SAS programming tips
- Create training, testing, and validation data sets:: This post shows how to create training, validation, and test data sets in SAS. This technique is popular in data science and machine learning because you typically want to fit the model on one set of data and then evaluate the goodness of fit by using a different set of data.
- 5 reasons to use PROC FORMAT to recode variables in SAS: Often SAS programmers use PROC SQL or the SAS DATA step to create new data variables to recode raw data. This is not always necessary. It is more efficient to use PROC FORMAT to recode the raw data. Learn five reasons why you should use PROC FORMAT to recode variables.
- Conditionally append observations to a data set: In preparing data for graphing. you might want to add additional data to the end of a data set. (For example, to plot reference lines or text.) You can do this by using one DATA step to create the new observations and another DATA step to merge the new observations to the end of the original data. However, you can also use the END= option and end-of-file processing to append new observations to data. Read about how to use the END= option to append data. The comments at the end of the article show how to perform similar computations by using a hash table, PROC SQL, and a DOW loop.
- Use PROC HPBIN to bin numerical variables: In machine learning, it is common to bin numerical variables into a set of discrete values. You can use PROC HPBIN to bin multiple variables in a single pass through the data. PROC HPBIN can bin data into equal-length bins (called bucket binning) or by using quantiles of the data. This article and the PROC FORMAT article are both referenced in my Essential Guide to Binning in SAS.
Statistical analyses
- Convergence issues in mixed models: This article discusses what to do if you are fitting a mixed model and receive a warning that "the estimated G matrix is not positive definite." I did not expect this to be among the year's most popular articles, but I guess a lot of people have convergence issues when fitting mixed models and are searching for a solution.
- Statistics for the Kolmogorov-Smirnov test: The Kolmogorov-Smirnov test is frequently chosen to test whether a distribution is normally distributed, although you can also use it to test for other distributions. The test statistic is called Kolmogorov's D statistic. I discuss the meaning of the Kolmogorov D statistic is and how to compute it in SAS. I also discuss the critical values of the Kolmogorov D statistic.
- An easier way to perform regression with restricted cubic splines: A new feature to the EFFECT statement in SAS/STAT 15.1 is support for the PERCENTILELIST option, which makes it easier to place knots for regression splines in regression.
- Compute the geometric mean, geometric standard deviation, and geometric CV: This post answers a common question on SAS discussion forums: How to compute the geometric mean, standard deviation, and CV in SAS.
Data visualization
- How to align the Y and Y2 axes: When you create a graph that contains two time series that have different scales, it is useful to display two axes. This article shows how to align the location of major tick marks on the axes.
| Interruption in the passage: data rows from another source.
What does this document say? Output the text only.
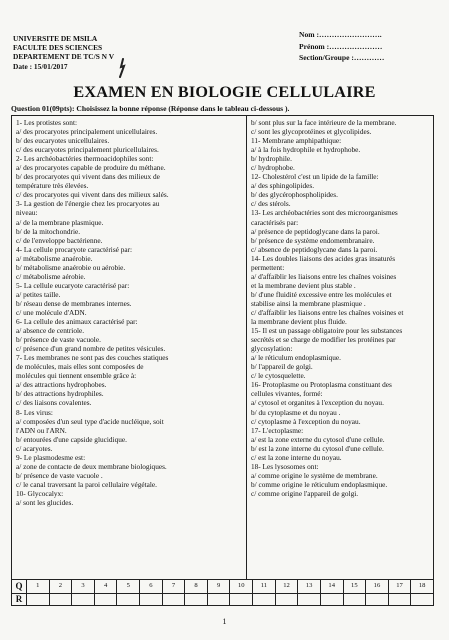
UNIVERSITE DE MSILA
FACULTE DES SCIENCES
DEPARTEMENT DE TC/S N V
Date : 15/01/2017
Nom :…………………….
Prénom :…………………
Section/Groupe :…………
EXAMEN EN BIOLOGIE CELLULAIRE
Question 01(09pts): Choisissez la bonne réponse (Réponse dans le tableau ci-dessous ).
1- Les protistes sont:
a/ des procaryotes principalement unicellulaires.
b/ des eucaryotes unicellulaires.
c/ des eucaryotes principalement pluricellulaires.
2- Les archéobactéries thermoacidophiles sont:
a/ des procaryotes capable de produire du méthane.
b/ des procaryotes qui vivent dans des milieux de
température très élevées.
c/ des procaryotes qui vivent dans des milieux salés.
3- La gestion de l'énergie chez les procaryotes au
niveau:
a/ de la membrane plasmique.
b/ de la mitochondrie.
c/ de l'enveloppe bactérienne.
4- La cellule procaryote caractérisé par:
a/ métabolisme anaérobie.
b/ métabolisme anaérobie ou aérobie.
c/ métabolisme aérobie.
5- La cellule eucaryote caractérisé par:
a/ petites taille.
b/ réseau dense de membranes internes.
c/ une molécule d'ADN.
6- La cellule des animaux caractérisé par:
a/ absence de centriole.
b/ présence de vaste vacuole.
c/ présence d'un grand nombre de petites vésicules.
7- Les membranes ne sont pas des couches statiques
de molécules, mais elles sont composées de
molécules qui tiennent ensemble grâce à:
a/ des attractions hydrophobes.
b/ des attractions hydrophiles.
c/ des liaisons covalentes.
8- Les virus:
a/ composées d'un seul type d'acide nucléique, soit
l'ADN ou l'ARN.
b/ entourées d'une capside glucidique.
c/ acaryotes.
9- Le plasmodesme est:
a/ zone de contacte de deux membrane biologiques.
b/ présence de vaste vacuole .
c/ le canal traversant la paroi cellulaire végétale.
10- Glycocalyx:
a/ sont les glucides.
b/ sont plus sur la face intérieure de la membrane.
c/ sont les glycoprotéines et glycolipides.
11- Membrane amphipathique:
a/ à la fois hydrophile et hydrophobe.
b/ hydrophile.
c/ hydrophobe.
12- Cholestérol c'est un lipide de la famille:
a/ des sphingolipides.
b/ des glycérophospholipides.
c/ des stérols.
13- Les archéobactéries sont des microorganismes
caractérisés par:
a/ présence de peptidoglycane dans la paroi.
b/ présence de système endomembranaire.
c/ absence de peptidoglycane dans la paroi.
14- Les doubles liaisons des acides gras insaturés
permettent:
a/ d'affaiblir les liaisons entre les chaînes voisines
et la membrane devient plus stable .
b/ d'une fluidité excessive entre les molécules et
stabilise ainsi la membrane plasmique .
c/ d'affaiblir les liaisons entre les chaînes voisines et
la membrane devient plus fluide.
15- Il est un passage obligatoire pour les substances
secrétés et se charge de modifier les protéines par
glycosylation:
a/ le réticulum endoplasmique.
b/ l'appareil de golgi.
c/ le cytosquelette.
16- Protoplasme ou Protoplasma constituant des
cellules vivantes, formé:
a/ cytosol et organites à l'exception du noyau.
b/ du cytoplasme et du noyau .
c/ cytoplasme à l'exception du noyau.
17- L'ectoplasme:
a/ est la zone externe du cytosol d'une cellule.
b/ est la zone interne du cytosol d'une cellule.
c/ est la zone interne du noyau.
18- Les lysosomes ont:
a/ comme origine le système de membrane.
b/ comme origine le réticulum endoplasmique.
c/ comme origine l'appareil de golgi.
Q	1	2	3	4	5	6	7	8	9	10	11	12	13	14	15	16	17	18
R
1
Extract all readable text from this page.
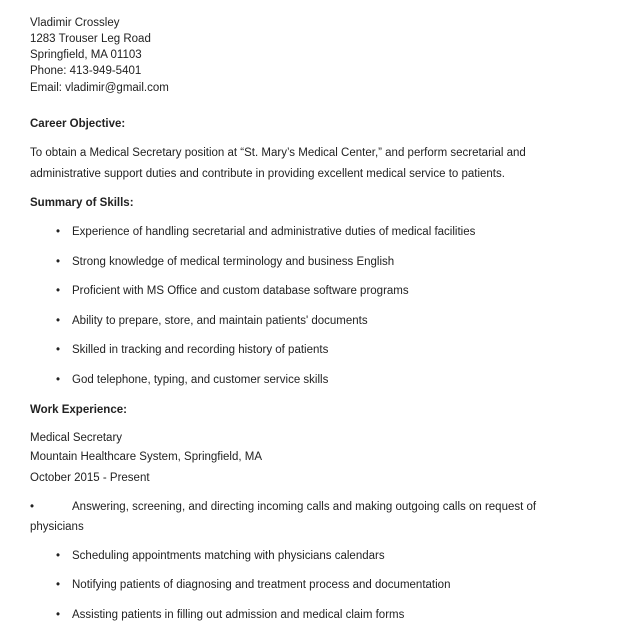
Vladimir Crossley
1283 Trouser Leg Road
Springfield, MA 01103
Phone: 413-949-5401
Email: vladimir@gmail.com
Career Objective:
To obtain a Medical Secretary position at “St. Mary’s Medical Center,” and perform secretarial and
administrative support duties and contribute in providing excellent medical service to patients.
Summary of Skills:
• Experience of handling secretarial and administrative duties of medical facilities
• Strong knowledge of medical terminology and business English
• Proficient with MS Office and custom database software programs
• Ability to prepare, store, and maintain patients' documents
• Skilled in tracking and recording history of patients
• God telephone, typing, and customer service skills
Work Experience:
Medical Secretary
Mountain Healthcare System, Springfield, MA
October 2015 - Present
•	Answering, screening, and directing incoming calls and making outgoing calls on request of
physicians
• Scheduling appointments matching with physicians calendars
• Notifying patients of diagnosing and treatment process and documentation
• Assisting patients in filling out admission and medical claim forms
- Visualize interaction effects in regression models: The EFFECTPLOT statement in SAS enables you to create a plot that shows how the response variable depends on two regressors that might interact. Depending on the type of regressors (continuous or categorical), you can create three different plots that reveal whether the response depends on an interaction of two explanatory variables.
I always enjoy learning new programming methods, new statistical ideas, and new data visualization techniques. If you like to learn new things, too, read (or re-read!) these popular articles from 2019. Then share this page with a friend. I hope we both have many opportunities to learn and share together in the new year.
3 Comments
Thanks Rick for sharing your knowledge, learnings and tips. I've enjoyed reading your posts and look forward to looping round another DO LOOP blog post year!
The volume of technical material that you churn out on so many topics is astonishing. While you obviously have a very fertile mind, I'm sure this must also require a lot of hard work and research. So I second Michelle in thanking you for sharing all this knowledge. Once again in 2019, several times when I needed to "figure out" how to do something, a web search directed me to one of your blogs which showed me exactly what I needed!
Awesome! Thanks so much for sharing.